Este choque, era, además, clave para que el Xeneize pudiera volver a la punta luego de la derrota de la semana pasada ante San Lorenzo. También, se trataba del primero luego de la eliminación de la Copa Libertadores, en el ya famoso partido que terminó en los escritorios de la CONMEBOL.

El triunfo tiene un enorme valor anímico para Boca. Porque le permite encarar el tramo final del torneo demostrando algo fundamental: carácter en las difíciles.
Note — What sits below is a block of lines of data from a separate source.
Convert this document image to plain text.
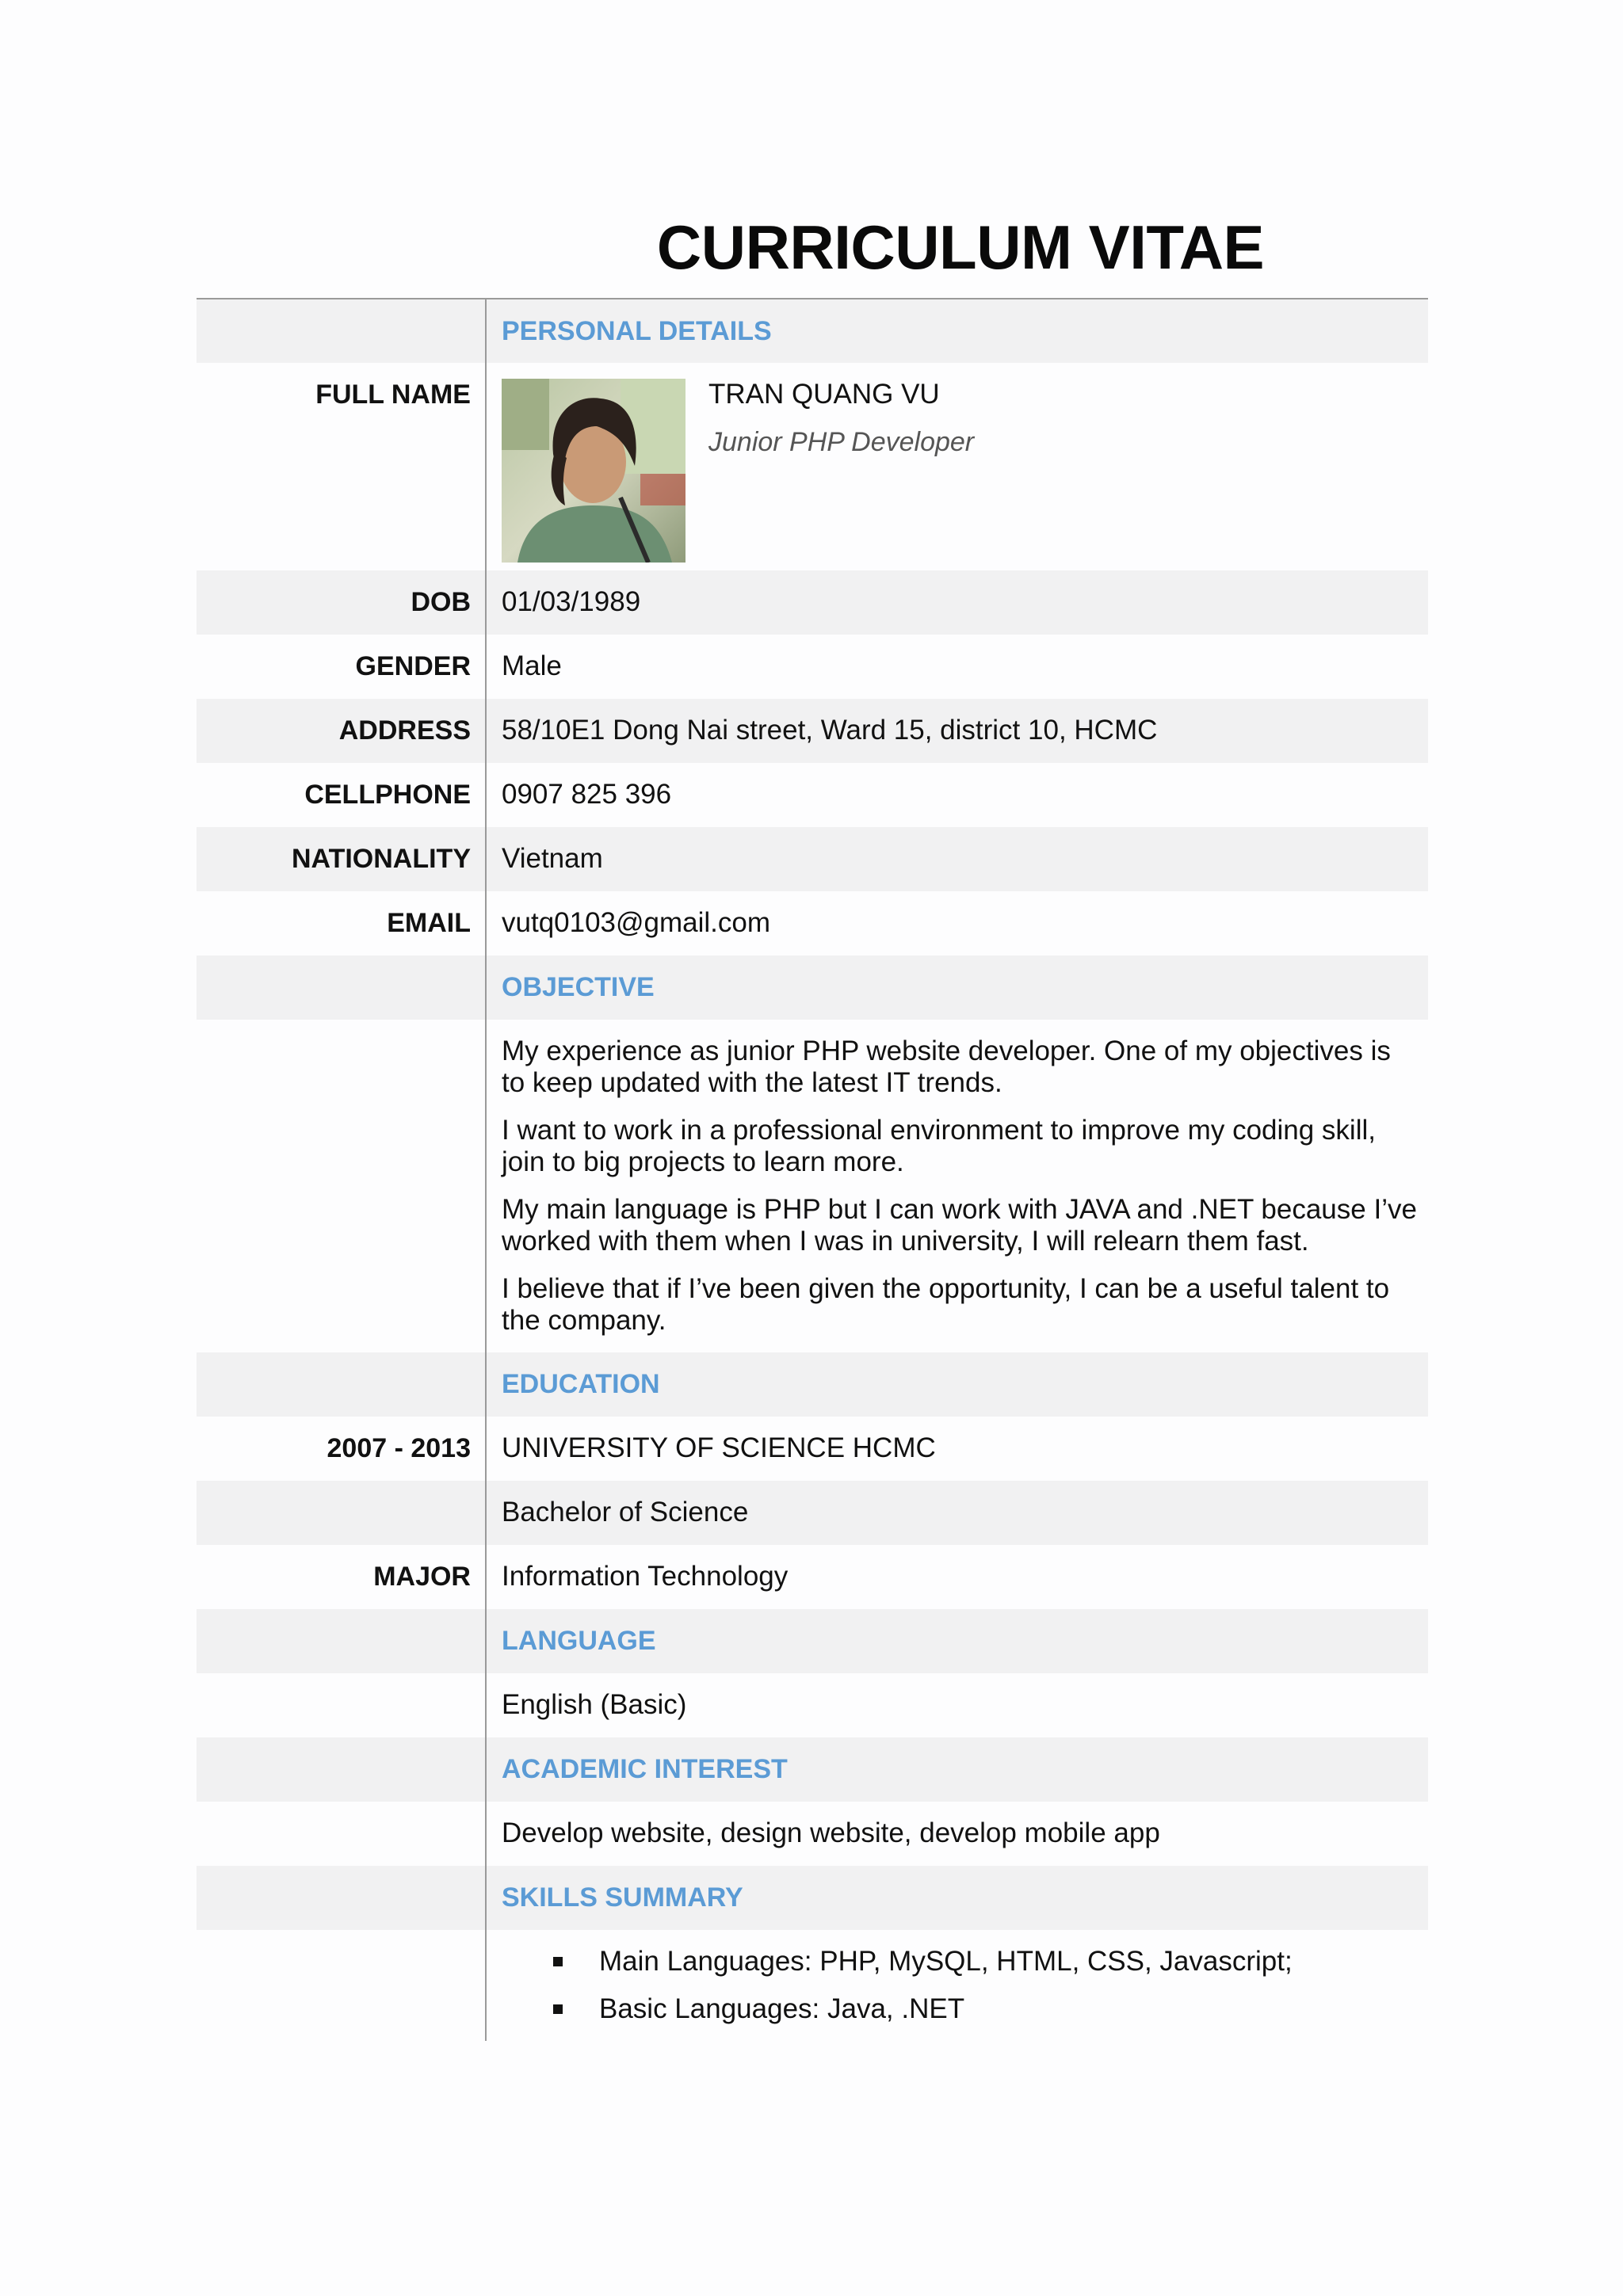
CURRICULUM VITAE
PERSONAL DETAILS
FULL NAME	TRAN QUANG VU
Junior PHP Developer
DOB 01/03/1989
GENDER Male
ADDRESS 58/10E1 Dong Nai street, Ward 15, district 10, HCMC
CELLPHONE 0907 825 396
NATIONALITY Vietnam
EMAIL vutq0103@gmail.com
OBJECTIVE
My experience as junior PHP website developer. One of my objectives is to keep updated with the latest IT trends.
I want to work in a professional environment to improve my coding skill, join to big projects to learn more.
My main language is PHP but I can work with JAVA and .NET because I’ve worked with them when I was in university, I will relearn them fast.
I believe that if I’ve been given the opportunity, I can be a useful talent to the company.
EDUCATION
2007 - 2013 UNIVERSITY OF SCIENCE HCMC
Bachelor of Science
MAJOR Information Technology
LANGUAGE
English (Basic)
ACADEMIC INTEREST
Develop website, design website, develop mobile app
SKILLS SUMMARY
Main Languages: PHP, MySQL, HTML, CSS, Javascript;
Basic Languages: Java, .NET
River había sacado ventaja en los Superclásicos eliminatorios por las Copas (Sudamericana y Libertadores) apelando a la garra, la pierna fuerte –muchas veces al límite y con la pasividad de los árbitros-, ante un Boca que se vio superado siempre desde lo anímico.

Lodeiro le dio una victoria clave a Boca. Por eso, de entrada y de la mano del Apache, empezó a marcar la cancha. Lo hizo ante Ponzio, el patrón del equipo de Gallardo. Hablando, discutiendo cada pelota, marcándole al árbitro cada falta del volante, que muchas veces juega al límite. En ese terreno, esta vez, el Xeneize no fue superado, aunque volvió a tener que sufrir un arbitraje que en algún punto lo perjudicó: el árbitro debió haber expulsado a Ponzio, quien varias veces caminó por la cornisa.

Pero Herrera se equivocó y fue el propio Gallardo el que corrigió el error del juez: para no quedarse con uno menos, lo sacó a los 35 del primer tiempo. De todos modos, aunque se mantuvo con 11 en cancha, la ausencia del caudillo fue una baja muy sensible para los de Núñez.

Los xeneizes no se dejaron llevar por delante. ¿Cuánto tuvo que ver Carlitos? Mucho. La actitud de Tevez se vio desde el arranque, en la previa al inicio del partido: arengando, alentando a cada uno de sus compañeros, recordándoles en cada mirada lo que se estaban jugando, el partido que tenían por delante.

Es cierto: Boca no hizo un gran partido desde lo futbolístico, pero no resignó ni una gota de sudor dentro del campo de juego. Peleó y ganó muchas pelotas divididas, puso garra y pierna fuerte, sin deslealtad. Jugó con el corazón. Como deben disputarse los Superclásicos. El propio Tevez estuvo deslucido desde el juego, pero fue el estandarte de este triunfo.

El 1 a 0 fue un respiro importante sin dudas para el Vasco, que llegaba muy cuestionado por la poca efectividad que bajo su conducción mostró Boca en los clásicos. Una derrota, está claro, hubiera dejado al DT muy comprometido. Ahora, le quedarán a los de la Ribera otras finales: Racing, por caso, y hasta el propio Central, sorpresivo protagonista de este certamen, en la última fecha y de visitante. Pero si sabe aprovechar el envión de este triunfo, estará más cerca de la gloria.

Decíamos en la previa a este encuentro, que Tevez era la gran esperanza de Boca. Y luego del Superclásico se refuerza la idea: da la sensación de que con Carlitos todo es posible para cortar la sequía de títulos.